When I first visited NY in May 2014, I was impressed with the tall skyscrapers and the huge rush on the roads that reminded me of India in more than many ways. I noticed that the city had a glossy touch of style and elegance that was nowhere to be found. But what I didn’t notice was this – a layer of pain covered with memories and aching tales was also painted in the midst of the glamorous world that enveloped the city.
I eventually happened to visit the 9/11 memorial as well. I had heard about the 9/11 incident numerous times before, who hasn't, right? 9/11-The unforgettable incident that shook the world and changed the course of a country forever. But I hadn't so much heard about the memorial because it had opened up recently for the world to look at.
As I stared down at the black stoned memorial, peering to get a better view in the midst of tourist who were thronging for pictures, I noticed small waterfalls throughout the open black stoned huge space. I also noticed that they had engraved the names of those who lost their lives in the attack. That was it. I simply posed for a couple of pictures and declared that NYC was a beautiful place for its view from empire state building, statue of liberty and the Times Square. I had summed NYC in these three glossy famous places.
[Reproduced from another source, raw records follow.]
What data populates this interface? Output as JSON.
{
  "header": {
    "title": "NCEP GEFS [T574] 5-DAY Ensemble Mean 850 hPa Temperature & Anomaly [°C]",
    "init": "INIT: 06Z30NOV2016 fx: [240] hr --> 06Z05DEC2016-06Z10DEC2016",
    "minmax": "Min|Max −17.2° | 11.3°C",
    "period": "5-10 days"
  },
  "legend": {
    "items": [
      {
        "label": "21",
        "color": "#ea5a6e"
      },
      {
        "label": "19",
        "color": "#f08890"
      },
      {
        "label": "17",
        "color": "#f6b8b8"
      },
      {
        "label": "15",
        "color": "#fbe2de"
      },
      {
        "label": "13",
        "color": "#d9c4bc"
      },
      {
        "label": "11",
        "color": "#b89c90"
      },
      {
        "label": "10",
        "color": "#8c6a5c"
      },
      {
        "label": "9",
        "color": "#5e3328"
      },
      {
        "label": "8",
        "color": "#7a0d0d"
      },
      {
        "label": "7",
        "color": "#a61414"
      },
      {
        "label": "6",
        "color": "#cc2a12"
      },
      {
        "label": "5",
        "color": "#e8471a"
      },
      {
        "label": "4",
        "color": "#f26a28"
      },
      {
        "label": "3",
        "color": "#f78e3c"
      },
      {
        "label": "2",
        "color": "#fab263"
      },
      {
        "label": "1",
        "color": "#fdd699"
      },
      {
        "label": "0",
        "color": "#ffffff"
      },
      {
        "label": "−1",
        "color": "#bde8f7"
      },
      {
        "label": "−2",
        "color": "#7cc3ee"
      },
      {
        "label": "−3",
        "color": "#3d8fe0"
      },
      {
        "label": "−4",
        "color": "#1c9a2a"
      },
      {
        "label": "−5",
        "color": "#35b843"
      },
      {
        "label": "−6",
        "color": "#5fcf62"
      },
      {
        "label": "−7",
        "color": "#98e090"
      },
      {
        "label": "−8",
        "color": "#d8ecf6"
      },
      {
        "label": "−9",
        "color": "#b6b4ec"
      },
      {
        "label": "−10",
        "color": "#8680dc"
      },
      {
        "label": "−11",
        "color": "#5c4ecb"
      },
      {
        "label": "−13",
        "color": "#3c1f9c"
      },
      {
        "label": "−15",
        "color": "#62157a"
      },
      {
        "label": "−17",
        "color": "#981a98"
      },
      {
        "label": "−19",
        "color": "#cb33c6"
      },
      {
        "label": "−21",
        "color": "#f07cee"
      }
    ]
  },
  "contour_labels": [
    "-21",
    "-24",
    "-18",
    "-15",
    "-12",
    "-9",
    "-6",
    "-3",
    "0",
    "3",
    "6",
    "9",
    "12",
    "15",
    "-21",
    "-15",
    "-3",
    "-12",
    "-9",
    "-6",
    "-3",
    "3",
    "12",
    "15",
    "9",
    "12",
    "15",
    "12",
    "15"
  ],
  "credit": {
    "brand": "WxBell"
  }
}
Little did I know that I was completely wrong. Recently, I watched a documentary ‘Ground Zero’ on Netflix that spoke about the meticulous planning that underwent into the construction of the new tower and the memorial. The one hour episode showed me the pain and the shock and the broken lives of the people who witnessed the attack, who worked afterward to build the broken lives and those who involved themselves into rising up with a new tower and a memorial.
I was simply touched by the courage and confidence the people had displayed in the aftermath of the attack. I had always thought that pain was subjective to individuals but when I saw the birth of the memorial in the documentary, I realized that a million hearts can feel the same pain and be affected by it to the same degree.
But what amazed me the most is the way the memorial is built to depict that the hollowness will remain forever in the space where the towers were once standing, the emptiness will never be replaced. Though the pain will be there forever, the memorial speaks of true courage.
I would not like to explain more in words for it will always remain an unexplainable situation. I would simply like to salute all those brave hearts who will continue to live forever through the memorial.